There’s oil in Jill Quade’s blood.
A 26-year employee at ExxonMobil refinery in Lockwood, Quade grew up in a refinery home. Her mother, Janell Keeling, did lab work at the refinery. Quade donned the Exxon logo on sport uniforms as a child and even went to college on an Exxon scholarship.
Her story is one shared in Yellowstone County by thousands who know the perks of good pay and benefits, as well as the challenges of having parents who don’t work 9 to 5 jobs. The three refineries in Yellowstone County affect the fabric of the community in ways Quade said often go unnoticed.
Refineries are basically gigantic chemistry sets, pulling products such as diesel and fertilizer from crude oil. The people responsible for that chemistry are really smart. Their presence has been influencing Yellowstone County for more than 70 years.
“We have really skilled people out here, and to be able to interact with highly skilled people every day is rewarding,” said Quade, who stepped into refinery work straight out of Montana State University in 1989.
Oil has been coursing through Yellowstone County’s current refineries at least since 1930, which is when the Laurel Oil and Refining Co. began processing 2,500 barrels of crude a day. The refinery eventually became CHS. The crude came from oil plays in Wyoming and Montana. That regional oil development combined with Billings’ role as a railroad hub made Yellowstone County right for refineries in the 1930s, though war delayed the creation of Phillips 66 in Billings and ExxonMobil in Lockwood.
“The refinery was actually constructed in 1949 by Continental Oil, but it was planned in 1939,” said Shea Dawson of Phillips 66. “There was a hold-up because of World War II.”
The Continental refinery started small at 7,500 barrels of crude processed daily, a number similar to ExxonMobil’s beginnings, though Exxon didn’t begin where it’s now located.
Dan Carter, Exxon spokesman, said the refinery was first erected by Carter Oil on the site of what’s now Yellowstone County Fairgrounds. The refinery changed hands twice, becoming Exxon in 1973, by which time the refinery had relocated to Lockwood.
All three refineries are on the small side, said Wade Johnson, a 30-year employee at the Phillips 66 refinery and past president of the United Steel Workers at the refinery. Each processes about 60,000 barrels of oil a day.
Johnson retired from the refinery this spring. There are several retirements in the works now, he said as workers who hired on three decades ago and never quite prepare to leave. He describes the work as demanding not only because of safety hazards associated with working with volatile substances, but also because of the rotating schedule of shift work. Rotating through night and day shifts in short order wears a worker down, Johnson said, though he always knew that there were men lined up at the gate to take his job if he quit. The pay is well above average, enough to allow families to live on a single income and have someone home raising children if that’s what’s preferred.
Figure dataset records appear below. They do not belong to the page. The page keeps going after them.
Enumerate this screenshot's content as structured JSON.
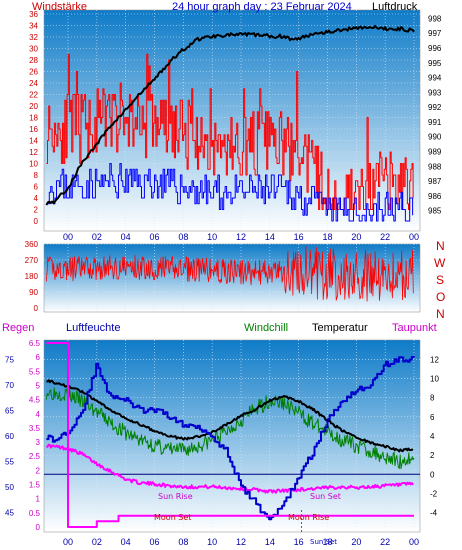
{
  "header": {
    "wind_label": "Windstärke",
    "title": "24 hour graph day : 23 Februar 2024",
    "pressure_label": "Luftdruck"
  },
  "mid": {
    "compass": [
      "N",
      "W",
      "S",
      "O",
      "N"
    ]
  },
  "bottom": {
    "rain_label": "Regen",
    "humidity_label": "Luftfeuchte",
    "windchill_label": "Windchill",
    "temperature_label": "Temperatur",
    "dewpoint_label": "Taupunkt",
    "events": {
      "sun_rise": "Sun Rise",
      "sun_set": "Sun Set",
      "moon_set": "Moon Set",
      "moon_rise": "Moon Rise",
      "sun_set_tick": "Sun Set"
    }
  },
  "colors": {
    "wind_gust": "#ff0000",
    "wind_avg": "#0000ff",
    "pressure": "#000000",
    "direction": "#ff0000",
    "temperature": "#000000",
    "humidity": "#0000cc",
    "windchill": "#008000",
    "dewpoint": "#ff00ff",
    "rain": "#ff00ff",
    "left_axis": "#cc0000",
    "direction_axis": "#cc0000",
    "rain_axis": "#cc00cc",
    "humidity_axis": "#0000aa",
    "plot_top": "#0e7bc8",
    "plot_bottom": "#ffffff"
  },
  "chart_data": [
    {
      "id": "wind_pressure",
      "type": "line",
      "x_ticks": [
        "00",
        "02",
        "04",
        "06",
        "08",
        "10",
        "12",
        "14",
        "16",
        "18",
        "20",
        "22",
        "00"
      ],
      "y_left_ticks": [
        "0",
        "2",
        "4",
        "6",
        "8",
        "10",
        "12",
        "14",
        "16",
        "18",
        "20",
        "22",
        "24",
        "26",
        "28",
        "30",
        "32",
        "34",
        "36"
      ],
      "y_right_ticks": [
        "985",
        "986",
        "987",
        "988",
        "989",
        "990",
        "991",
        "992",
        "993",
        "994",
        "995",
        "996",
        "997",
        "998"
      ],
      "ylim_left": [
        0,
        36
      ],
      "ylim_right": [
        984.3,
        998.3
      ],
      "series": [
        {
          "name": "Windstärke",
          "x": [
            0,
            2,
            4,
            6,
            8,
            10,
            12,
            14,
            16,
            17.5,
            18,
            20,
            22,
            24
          ],
          "values": [
            16,
            17,
            18,
            17,
            15,
            13,
            13,
            14,
            12,
            7,
            4,
            4,
            6,
            6
          ]
        },
        {
          "name": "Luftdruck",
          "x": [
            -1.5,
            -1,
            0,
            1,
            2,
            3,
            4,
            5,
            6,
            7,
            8,
            9,
            10,
            11,
            12,
            13,
            14,
            15,
            15.5,
            16,
            17,
            18,
            19,
            20,
            21,
            22,
            23,
            24
          ],
          "values": [
            985.5,
            985.6,
            986.5,
            988.3,
            989.5,
            990.8,
            991.8,
            992.9,
            993.9,
            995.0,
            995.9,
            996.6,
            996.8,
            996.9,
            996.9,
            996.9,
            996.8,
            996.8,
            996.6,
            996.6,
            997.0,
            997.1,
            997.2,
            997.4,
            997.4,
            997.3,
            997.3,
            997.2
          ]
        }
      ]
    },
    {
      "id": "wind_direction",
      "type": "line",
      "x_ticks": [
        "00",
        "02",
        "04",
        "06",
        "08",
        "10",
        "12",
        "14",
        "16",
        "18",
        "20",
        "22",
        "00"
      ],
      "y_ticks": [
        "0",
        "90",
        "180",
        "270",
        "360"
      ],
      "ylim": [
        0,
        360
      ],
      "series": [
        {
          "name": "Windrichtung",
          "x": [
            0,
            4,
            8,
            12,
            16,
            18,
            20,
            24
          ],
          "values": [
            220,
            230,
            220,
            200,
            200,
            190,
            180,
            190
          ]
        }
      ]
    },
    {
      "id": "temperature_humidity",
      "type": "line",
      "x_ticks": [
        "00",
        "02",
        "04",
        "06",
        "08",
        "10",
        "12",
        "14",
        "16",
        "18",
        "20",
        "22",
        "00"
      ],
      "rain_ticks": [
        "0",
        "0.5",
        "1",
        "1.5",
        "2",
        "2.5",
        "3",
        "3.5",
        "4",
        "4.5",
        "5",
        "5.5",
        "6",
        "6.5"
      ],
      "humidity_ticks": [
        "45",
        "50",
        "55",
        "60",
        "65",
        "70",
        "75"
      ],
      "temperature_ticks": [
        "-4",
        "-2",
        "0",
        "2",
        "4",
        "6",
        "8",
        "10",
        "12"
      ],
      "ylim_temperature": [
        -5.5,
        13.7
      ],
      "ylim_humidity": [
        42.2,
        78.2
      ],
      "series": [
        {
          "name": "Temperatur",
          "x": [
            -1.5,
            0,
            1,
            2,
            3,
            4,
            5,
            6,
            7,
            8,
            9,
            10,
            11,
            12,
            13,
            14,
            15,
            16,
            17,
            18,
            19,
            20,
            21,
            22,
            23,
            24
          ],
          "values": [
            9.8,
            9.2,
            8.6,
            7.6,
            6.7,
            5.8,
            5.2,
            4.5,
            4.0,
            3.7,
            3.9,
            4.4,
            5.2,
            6.1,
            6.8,
            7.7,
            8.1,
            7.6,
            6.8,
            5.6,
            4.6,
            3.8,
            3.3,
            2.9,
            2.5,
            2.6
          ]
        },
        {
          "name": "Windchill",
          "x": [
            -1.5,
            0,
            1,
            2,
            3,
            4,
            5,
            6,
            7,
            8,
            9,
            10,
            11,
            12,
            13,
            14,
            15,
            16,
            17,
            18,
            19,
            20,
            21,
            22,
            23,
            24
          ],
          "values": [
            8.6,
            8.4,
            7.6,
            6.5,
            5.3,
            4.3,
            3.6,
            3.0,
            2.6,
            2.5,
            2.9,
            3.6,
            4.5,
            5.7,
            6.8,
            7.7,
            7.4,
            6.4,
            5.3,
            4.4,
            3.6,
            3.0,
            2.4,
            1.9,
            1.3,
            1.8
          ]
        },
        {
          "name": "Taupunkt",
          "x": [
            -1.5,
            0,
            1,
            2,
            3,
            4,
            5,
            6,
            7,
            8,
            9,
            10,
            11,
            12,
            13,
            14,
            15,
            16,
            17,
            18,
            19,
            20,
            21,
            22,
            23,
            24
          ],
          "values": [
            3.0,
            2.7,
            2.1,
            1.1,
            0.3,
            -0.5,
            -0.9,
            -1.0,
            -1.2,
            -1.3,
            -1.3,
            -1.3,
            -1.4,
            -1.5,
            -1.6,
            -1.8,
            -1.7,
            -1.6,
            -1.5,
            -1.4,
            -1.3,
            -1.4,
            -1.3,
            -1.2,
            -1.1,
            -1.0
          ]
        },
        {
          "name": "Luftfeuchte",
          "x": [
            -1.5,
            -1,
            0,
            1,
            2,
            2.5,
            3,
            4,
            5,
            6,
            7,
            8,
            9,
            10,
            11,
            12,
            13,
            13.5,
            14,
            14.5,
            15,
            16,
            17,
            18,
            19,
            20,
            21,
            22,
            23,
            24
          ],
          "values": [
            60,
            59,
            61,
            65,
            74,
            70,
            68,
            67,
            65,
            65,
            64,
            62,
            62,
            60,
            57,
            50,
            47,
            45,
            44,
            45,
            47,
            52,
            57,
            63,
            67,
            69,
            70,
            74,
            75,
            75
          ]
        },
        {
          "name": "Regen",
          "x": [
            -1.5,
            -0.1,
            0,
            2,
            3.5,
            24
          ],
          "values": [
            6.5,
            6.5,
            0,
            0.2,
            0.4,
            0.4
          ]
        }
      ]
    }
  ]
}
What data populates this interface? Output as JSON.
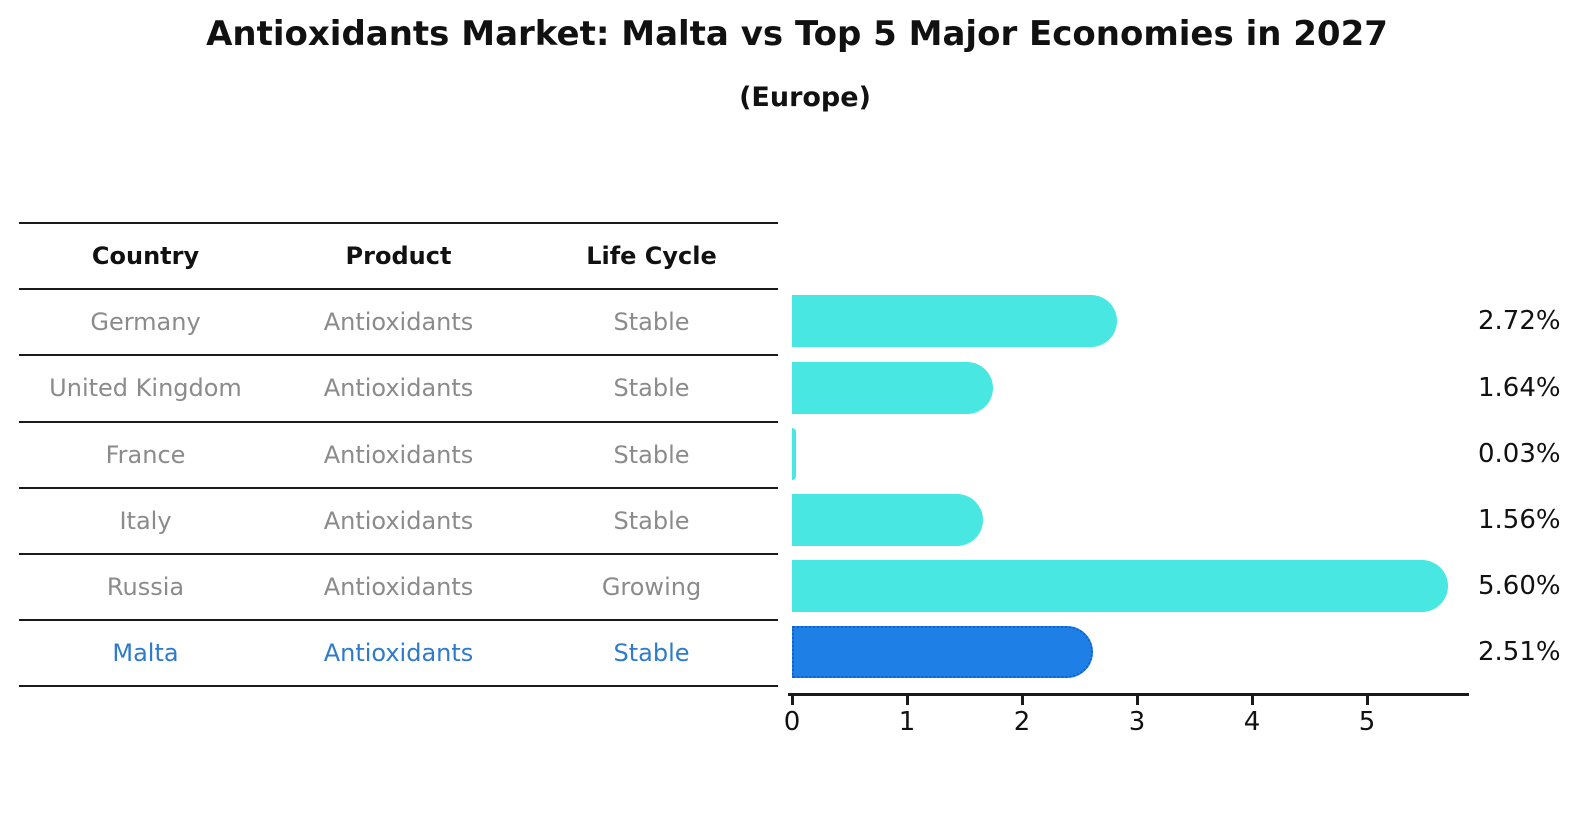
{
  "title": "Antioxidants Market: Malta vs Top 5 Major Economies in 2027",
  "subtitle": "(Europe)",
  "table": {
    "headers": [
      "Country",
      "Product",
      "Life Cycle"
    ],
    "rows": [
      {
        "country": "Germany",
        "product": "Antioxidants",
        "life_cycle": "Stable",
        "highlight": false
      },
      {
        "country": "United Kingdom",
        "product": "Antioxidants",
        "life_cycle": "Stable",
        "highlight": false
      },
      {
        "country": "France",
        "product": "Antioxidants",
        "life_cycle": "Stable",
        "highlight": false
      },
      {
        "country": "Italy",
        "product": "Antioxidants",
        "life_cycle": "Stable",
        "highlight": false
      },
      {
        "country": "Russia",
        "product": "Antioxidants",
        "life_cycle": "Growing",
        "highlight": false
      },
      {
        "country": "Malta",
        "product": "Antioxidants",
        "life_cycle": "Stable",
        "highlight": true
      }
    ]
  },
  "chart_data": {
    "type": "bar",
    "orientation": "horizontal",
    "title": "Antioxidants Market: Malta vs Top 5 Major Economies in 2027",
    "subtitle": "(Europe)",
    "categories": [
      "Germany",
      "United Kingdom",
      "France",
      "Italy",
      "Russia",
      "Malta"
    ],
    "values": [
      2.72,
      1.64,
      0.03,
      1.56,
      5.6,
      2.51
    ],
    "value_labels": [
      "2.72%",
      "1.64%",
      "0.03%",
      "1.56%",
      "5.60%",
      "2.51%"
    ],
    "x_ticks": [
      "0",
      "1",
      "2",
      "3",
      "4",
      "5"
    ],
    "xlim": [
      0,
      5.89
    ],
    "grid": false,
    "legend": false,
    "highlight_index": 5,
    "bar_color": "#49e7e1",
    "highlight_bar_color": "#1e80e6",
    "highlight_border_color": "#1060c8"
  },
  "colors": {
    "text": "#111111",
    "muted_text": "#8b8b8b",
    "highlight_text": "#2e7bcc",
    "line": "#1a1a1a",
    "background": "#ffffff"
  }
}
Roughly 28 percent of Yellowstone County’s manufacturing employment falls within the Petroleum and Coal Products Manufacturing Sector, according to the Montana Department of Labor Research and Analysis Bureau. The average wage in the industry was $121,092 in 2014.
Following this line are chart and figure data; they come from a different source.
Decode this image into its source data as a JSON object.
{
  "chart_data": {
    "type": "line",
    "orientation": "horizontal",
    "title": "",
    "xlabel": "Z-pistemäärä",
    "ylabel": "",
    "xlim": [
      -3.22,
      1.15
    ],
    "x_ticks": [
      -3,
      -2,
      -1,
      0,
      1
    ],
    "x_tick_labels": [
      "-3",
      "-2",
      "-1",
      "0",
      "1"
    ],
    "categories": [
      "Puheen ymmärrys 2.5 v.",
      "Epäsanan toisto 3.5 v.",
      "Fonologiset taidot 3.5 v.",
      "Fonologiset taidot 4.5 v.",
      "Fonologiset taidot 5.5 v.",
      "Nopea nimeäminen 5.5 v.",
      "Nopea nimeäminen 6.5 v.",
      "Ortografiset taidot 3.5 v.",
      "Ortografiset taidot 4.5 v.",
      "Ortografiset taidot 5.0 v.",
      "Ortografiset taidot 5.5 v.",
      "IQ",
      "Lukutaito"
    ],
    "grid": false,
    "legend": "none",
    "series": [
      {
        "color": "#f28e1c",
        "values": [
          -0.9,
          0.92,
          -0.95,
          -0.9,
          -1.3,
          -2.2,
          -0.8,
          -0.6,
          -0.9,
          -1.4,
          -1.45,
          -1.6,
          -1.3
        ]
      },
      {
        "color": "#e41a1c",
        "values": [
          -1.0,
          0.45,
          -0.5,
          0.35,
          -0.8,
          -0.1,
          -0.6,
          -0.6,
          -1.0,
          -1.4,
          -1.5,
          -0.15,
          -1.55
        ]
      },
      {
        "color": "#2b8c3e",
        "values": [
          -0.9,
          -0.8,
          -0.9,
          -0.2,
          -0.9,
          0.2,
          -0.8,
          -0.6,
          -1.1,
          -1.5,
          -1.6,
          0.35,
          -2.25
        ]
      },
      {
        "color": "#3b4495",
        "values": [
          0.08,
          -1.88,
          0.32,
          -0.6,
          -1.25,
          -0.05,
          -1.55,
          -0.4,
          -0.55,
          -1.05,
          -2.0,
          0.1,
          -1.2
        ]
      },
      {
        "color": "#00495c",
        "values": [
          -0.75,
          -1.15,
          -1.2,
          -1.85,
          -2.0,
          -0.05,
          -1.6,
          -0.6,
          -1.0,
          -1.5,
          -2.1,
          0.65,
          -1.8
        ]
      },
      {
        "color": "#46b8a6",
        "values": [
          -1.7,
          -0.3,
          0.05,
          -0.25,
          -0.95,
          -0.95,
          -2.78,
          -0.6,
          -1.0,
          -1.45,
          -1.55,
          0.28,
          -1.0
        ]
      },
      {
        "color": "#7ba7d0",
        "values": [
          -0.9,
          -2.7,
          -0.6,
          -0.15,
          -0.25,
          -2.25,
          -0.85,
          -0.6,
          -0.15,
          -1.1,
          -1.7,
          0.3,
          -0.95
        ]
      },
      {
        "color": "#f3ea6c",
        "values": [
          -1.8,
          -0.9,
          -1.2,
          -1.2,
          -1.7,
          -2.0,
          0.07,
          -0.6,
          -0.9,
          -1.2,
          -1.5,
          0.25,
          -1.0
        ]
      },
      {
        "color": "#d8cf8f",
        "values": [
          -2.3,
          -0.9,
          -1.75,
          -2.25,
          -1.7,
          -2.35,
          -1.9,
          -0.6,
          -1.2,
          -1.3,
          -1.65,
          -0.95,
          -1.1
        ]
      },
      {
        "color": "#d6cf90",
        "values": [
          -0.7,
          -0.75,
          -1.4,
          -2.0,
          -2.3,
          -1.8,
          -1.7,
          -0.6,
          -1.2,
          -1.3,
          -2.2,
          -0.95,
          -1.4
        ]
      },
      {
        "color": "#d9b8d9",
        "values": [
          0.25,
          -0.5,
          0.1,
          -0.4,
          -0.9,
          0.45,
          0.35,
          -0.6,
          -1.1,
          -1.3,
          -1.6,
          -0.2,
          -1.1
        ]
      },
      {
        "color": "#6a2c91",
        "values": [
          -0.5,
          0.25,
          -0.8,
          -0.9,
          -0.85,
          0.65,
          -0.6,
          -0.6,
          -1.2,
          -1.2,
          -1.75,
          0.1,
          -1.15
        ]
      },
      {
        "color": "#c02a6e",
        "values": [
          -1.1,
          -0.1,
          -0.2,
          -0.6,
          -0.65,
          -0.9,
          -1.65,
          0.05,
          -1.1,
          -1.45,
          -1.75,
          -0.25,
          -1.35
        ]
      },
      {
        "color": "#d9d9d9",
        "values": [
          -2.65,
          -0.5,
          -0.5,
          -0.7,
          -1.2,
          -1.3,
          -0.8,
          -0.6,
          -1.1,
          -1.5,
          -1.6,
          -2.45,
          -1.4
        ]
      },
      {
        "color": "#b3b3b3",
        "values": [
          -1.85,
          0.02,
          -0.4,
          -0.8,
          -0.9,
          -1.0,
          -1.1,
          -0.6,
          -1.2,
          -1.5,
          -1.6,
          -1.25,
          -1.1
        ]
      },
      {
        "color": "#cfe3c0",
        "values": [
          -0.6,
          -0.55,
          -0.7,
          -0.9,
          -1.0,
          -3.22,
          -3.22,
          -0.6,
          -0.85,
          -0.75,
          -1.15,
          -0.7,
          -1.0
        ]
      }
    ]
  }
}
“You don’t go to a car dealership and tell them you work at the refinery without having three salesmen trying to tackle you,” Johnson said.
Johnson started work as a pipefitter but got into operations after a while. He describes the refinery’s operations crew as “the guys that actually make the plants work, make the gasoline.” The guys who work on the giant towers at the refinery, where usable products are cooked from the coke until all that’s left is asphalt for road work? Those are the operations guys.
Like Quade, Johnson said he doesn’t think people realize how well educated and diverse the refinery workforce is. Making fuel presents new challenges daily.
“A lot of people don’t understand the diversity and intelligence that’s at the refinery, especially in operations. You have people with college degrees that you cannot imagine,” Johnson said.
The other thing people might not realize is that cars are rarely used on the sprawling refinery campuses. With the potential for a volatile chemical leaking from a pipe, the refinery prohibits use of cars with combustion engines in most areas.
The refinery crews get around their giant chemistry sets on bikes, with fat pedals and apple seats, one-speeds with pedal brakes like grandpa once rode.
Occasionally those bikes get misplaced.
“Every once in a while, a bike will come up missing and will turn up on top of one of the towers,” Johnson said.
How the bikes make it 100 feet up the tower no one will say.